Lowering `StridedMemoryView` attribues to typed efficient C/C++/Cython accessible values
Currently the attributes of StridedMemoryView are as follows:
https://github.com/NVIDIA/cuda-python/blob/8c841cdb24f64e65138cd2658d30fdeabd18769b/cuda_core/cuda/core/experimental/_memoryview.pyx#L24-L32
There is a todo in the code noting that this is worth converting to Cython types. Would also support this recommendation
When accessing things like shape or strides in Cython, one ideally wants a C array type of some form (pointer, typed-memoryview, dynamic array, etc.) that can easily be iterated over in C for-loops. As these attributes are currently accessing them requires calling the CPython API to get the length, each value, coerce them to C friendly types, etc.

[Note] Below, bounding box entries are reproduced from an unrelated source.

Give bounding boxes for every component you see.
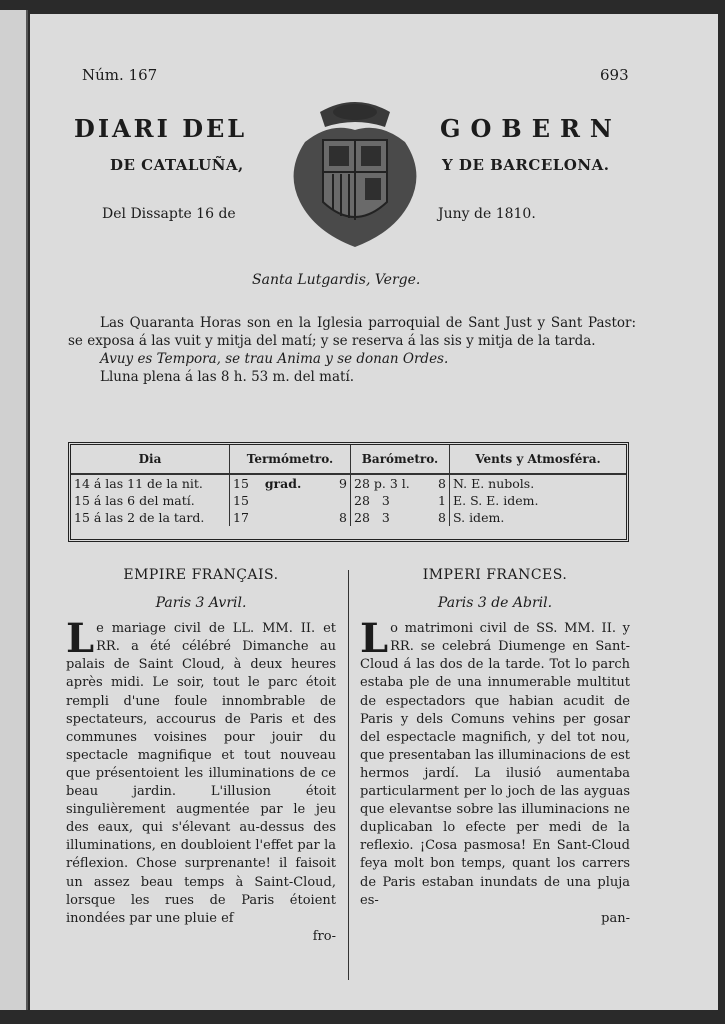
issue-number: Núm. 167 <box>82 66 158 84</box>
weather-row <box>71 509 626 526</box>
notice-tempora: Avuy es Tempora, se trau Anima y se donan Ordes. <box>100 351 449 367</box>
weather-day: 14 á las 11 de la nit. <box>74 476 203 491</box>
page-number: 693 <box>600 66 629 84</box>
column-divider <box>348 570 349 980</box>
date-left: Del Dissapte 16 de <box>102 206 236 222</box>
weather-table <box>68 442 629 542</box>
catchword: pan- <box>601 910 630 926</box>
weather-wind: N. E. nubols. <box>450 474 627 492</box>
left-column-french <box>66 566 336 946</box>
weather-therm: 17 8 <box>230 509 351 526</box>
catchword: fro- <box>312 928 336 944</box>
masthead-title-left: DIARI DEL <box>74 114 248 143</box>
article-text: Le mariage civil de LL. MM. II. et RR. a été célébré Dimanche au palais de Saint Cloud, à deux heures après midi. Le soir, tout le parc étoit rempli d'une foule innombrable de spectateurs, accourus de Paris et des communes voisines pour jouir du spectacle magnifique et tout nouveau que présentoient les illuminations de ce beau jardin. L'illusion étoit singulièrement augmentée par le jeu des eaux, qui s'élevant au-dessus des illuminations, en doubloient l'effet par la réflexion. Chose surprenante! il faisoit un assez beau temps à Saint-Cloud, lorsque les rues de Paris étoient inondées par une pluie ef <box>66 615 336 926</box>
notice-lluna: Lluna plena á las 8 h. 53 m. del matí. <box>100 369 355 385</box>
weather-header-barometro: Barómetro. <box>351 445 450 474</box>
weather-bar: 28 3 8 <box>351 509 450 526</box>
masthead-subtitle-right: Y DE BARCELONA. <box>442 156 610 174</box>
notice-quaranta-horas: Las Quaranta Horas son en la Iglesia parroquial de Sant Just y Sant Pastor: se exposa á las vuit y mitja del matí; y se reserva á las sis y mitja de la tarda. <box>68 315 636 349</box>
right-column-catalan <box>360 566 630 928</box>
newspaper-page <box>30 14 718 1010</box>
weather-wind: E. S. E. idem. <box>450 492 627 509</box>
weather-day: 15 á las 6 del matí. <box>74 493 195 508</box>
masthead-title-right: GOBERN <box>440 114 622 143</box>
weather-therm: 15 <box>230 492 351 509</box>
column-dateline: Paris 3 de Abril. <box>437 595 553 612</box>
weather-wind: S. idem. <box>450 509 627 526</box>
weather-bar: 28 p. 3 l. 8 <box>351 474 450 492</box>
weather-header-vents: Vents y Atmosféra. <box>450 445 627 474</box>
weather-day: 15 á las 2 de la tard. <box>74 510 205 525</box>
column-heading: IMPERI FRANCES. <box>422 567 568 583</box>
column-dateline: Paris 3 Avril. <box>155 595 247 612</box>
weather-bar: 28 3 1 <box>351 492 450 509</box>
weather-row <box>71 492 626 509</box>
masthead-subtitle-left: DE CATALUÑA, <box>110 156 244 174</box>
date-right: Juny de 1810. <box>438 206 536 222</box>
weather-header-termometro: Termómetro. <box>230 445 351 474</box>
drop-cap: L <box>360 615 389 663</box>
coat-of-arms-emblem <box>285 92 425 252</box>
weather-header-dia: Dia <box>71 445 230 474</box>
saint-of-day: Santa Lutgardis, Verge. <box>252 272 421 288</box>
drop-cap: L <box>66 615 95 663</box>
daily-notice <box>68 314 636 386</box>
column-heading: EMPIRE FRANÇAIS. <box>123 567 279 583</box>
article-text: Lo matrimoni civil de SS. MM. II. y RR. se celebrá Diumenge en Sant-Cloud á las dos de la tarde. Tot lo parch estaba ple de una innumerable multitut de espectadors que habian acudit de Paris y dels Comuns vehins per gosar del espectacle magnifich, y del tot nou, que presentaban las illuminacions de est hermos jardí. La ilusió aumentaba particularment per lo joch de las ayguas que elevantse sobre las illuminacions ne duplicaban lo efecte per medi de la reflexio. ¡Cosa pasmosa! En Sant-Cloud feya molt bon temps, quant los carrers de Paris estaban inundats de una pluja es- <box>360 615 630 908</box>
weather-row <box>71 474 626 492</box>
weather-therm: 15 grad. 9 <box>230 474 351 492</box>
facing-page-edge <box>0 10 28 1010</box>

This is especially important for things like ptr, which gets accessed regularly. So having a fast access C-type really helps
If we look at the Python Buffer Protocol (PEP 3118), they have the following definition for Py_buffer (their equivalent type):
typedef struct {
void *buf;
PyObject *obj; /* owned reference */
Py_ssize_t len;
Py_ssize_t itemsize; /* This is Py_ssize_t so it can be
pointed to by strides in simple case.*/
int readonly;
int ndim;
char *format;
Py_ssize_t *shape;
Py_ssize_t *strides;
Py_ssize_t *suboffsets;
void *internal;
} Py_buffer;
They also require users to call PyObject_GetBuffer to produce a buffer object and PyBuffer_Release to release a buffer object. This handles any memory allocation/deallocation for shape, strides, etc.. It also handles refcounting for obj. This functionality is wonderful to use
The lack of these semantics has made working with DLPack a chore
Thinking about how to map the C-like struct above to Cython/Python. A few things stick out
Some of these Cython can translate between Python/Cython/C like Py_ssize_t (effectively ssize_t in C (PEP 353)) to Python int's when needed.
Others can be coerced like char* to bytes (though usually one will want to decode/encode to/from str)

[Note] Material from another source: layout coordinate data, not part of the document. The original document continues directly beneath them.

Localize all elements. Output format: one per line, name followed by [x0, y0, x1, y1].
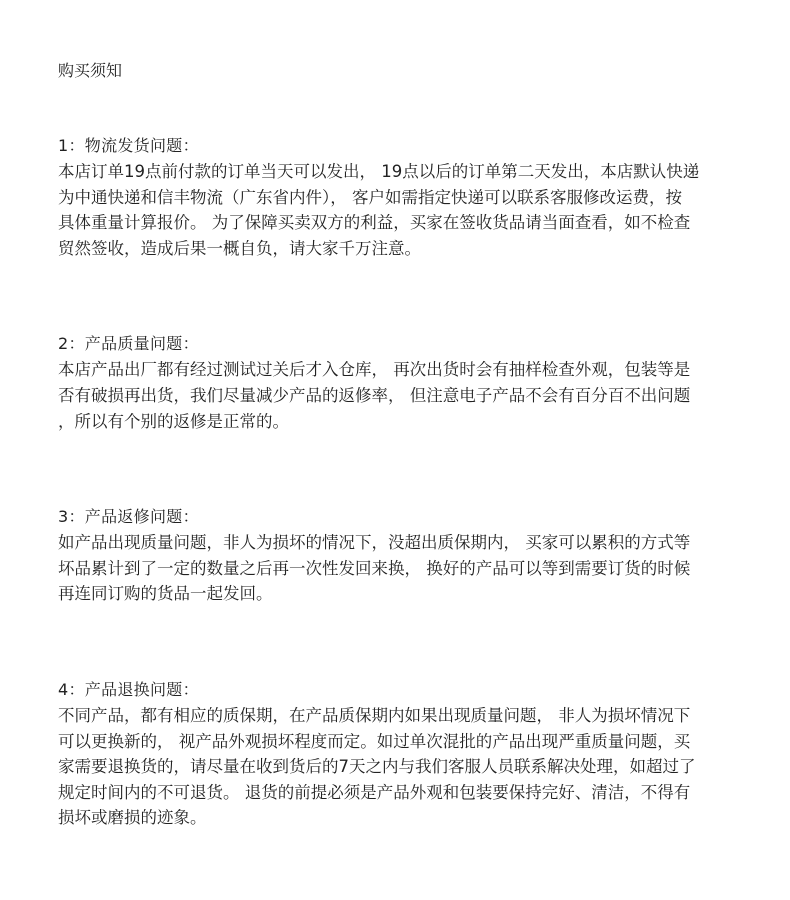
section-text-line: 坏品累计到了一定的数量之后再一次性发回来换， 换好的产品可以等到需要订货的时候 — [58, 558, 691, 578]
section-text-line: 贸然签收，造成后果一概自负，请大家千万注意。 — [58, 238, 421, 258]
section-text-line: 再连同订购的货品一起发回。 — [58, 584, 273, 604]
section-quality — [58, 331, 770, 434]
section-heading: 3：产品返修问题： — [58, 507, 199, 527]
section-text-line: 可以更换新的， 视产品外观损坏程度而定。如过单次混批的产品出现严重质量问题，买 — [58, 731, 691, 751]
section-text-line: 否有破损再出货，我们尽量减少产品的返修率， 但注意电子产品不会有百分百不出问题 — [58, 385, 691, 405]
section-text-line: 如产品出现质量问题，非人为损坏的情况下，没超出质保期内， 买家可以累积的方式等 — [58, 533, 691, 553]
section-text-line: 规定时间内的不可退货。 退货的前提必须是产品外观和包装要保持完好、清洁，不得有 — [58, 782, 691, 802]
section-repair — [58, 504, 770, 607]
section-shipping — [58, 133, 770, 261]
section-heading: 1：物流发货问题： — [58, 136, 199, 155]
section-text-line: 家需要退换货的，请尽量在收到货后的7天之内与我们客服人员联系解决处理，如超过了 — [58, 757, 696, 777]
notice-document — [58, 58, 770, 831]
document-title: 购买须知 — [58, 61, 123, 80]
section-text-line: ，所以有个别的返修是正常的。 — [58, 411, 289, 431]
section-returns — [58, 677, 770, 831]
section-text-line: 本店订单19点前付款的订单当天可以发出， 19点以后的订单第二天发出，本店默认快递 — [58, 162, 700, 181]
section-text-line: 不同产品，都有相应的质保期，在产品质保期内如果出现质量问题， 非人为损坏情况下 — [58, 705, 691, 725]
section-text-line: 本店产品出厂都有经过测试过关后才入仓库， 再次出货时会有抽样检查外观，包装等是 — [58, 360, 691, 380]
section-heading: 2：产品质量问题： — [58, 334, 199, 354]
section-text-line: 损坏或磨损的迹象。 — [58, 808, 207, 828]
section-text-line: 为中通快递和信丰物流（广东省内件）， 客户如需指定快递可以联系客服修改运费，按 — [58, 187, 682, 207]
section-heading: 4：产品退换问题： — [58, 679, 199, 699]
section-text-line: 具体重量计算报价。 为了保障买卖双方的利益，买家在签收货品请当面查看，如不检查 — [58, 213, 691, 233]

Still others could be translated well by Cython as long as they are typed appropriately. For example void* doesn't translate well to Python. However uintptr_t does behave like a pointer in C (sometimes with a cast) and like a Python int. Cython will handle the translation for us. Similarly bint for readonly works better when capturing Python's bool semantics while still working in C.
With a typed memoryview, it is possible to wrangle Py_ssize_t* into something better behaved like Py_ssize_t[::1], which can then move more easily between Python & Cython.
Also note that format above is a string specifying the format type according to the Python Buffer Protocol. NumPy is also able to consume and produce such format strings
This led RAPIDS to this approach:
cdef class Array:
cdef readonly uintptr_t ptr
cdef readonly bint readonly
cdef readonly object obj
cdef readonly Py_ssize_t itemsize
cdef readonly Py_ssize_t ndim
cdef Py_ssize_t[::1] shape_mv
cdef Py_ssize_t[::1] strides_mv
cdef readonly bint cuda
If StridedMemoryView is used with C/C++ directly, it may make sense to actually type a public C struct in Cython. Then this could be leveraged in C/C++ code that can hand such objects to or receive them from CUDA-Python. For example
# filename: strided_memory_view.pxd
from libc.stdint cimport uintptr_t
cdef public struct CStridedMemoryView:
uintptr_t ptr
ssize_t* shape
ssize_t* strides
char* format
int device_id
bint device_accessible
bint readonly
void* obj
cdef class StridedMemoryView:
CStridedMemoryView data
// filename: my_program.c
#include <stdbool.h>
#include <stdint.h>
#include <sys/types.h>
#include "strided_memory_view.h"
static const char* s = "Hello World!";
static const ssize_t s_len = 13;
int main() {
CStridedMemoryView st;
st.ptr = (uintptr_t)s;
st.shape = &s_len;
st.readonly = true;
// ...
return 0;
}
Though there can be other valid ways to go
On the Oct 23 meeting we discussed and agreed that this is an important feature to support. The information provided by StridedMemoryView should be host-/device- accessible. Temporarily slating this for the beta 3 release.
Unfortunately due to the code freeze approaching and other commitments I need to push this to the next release.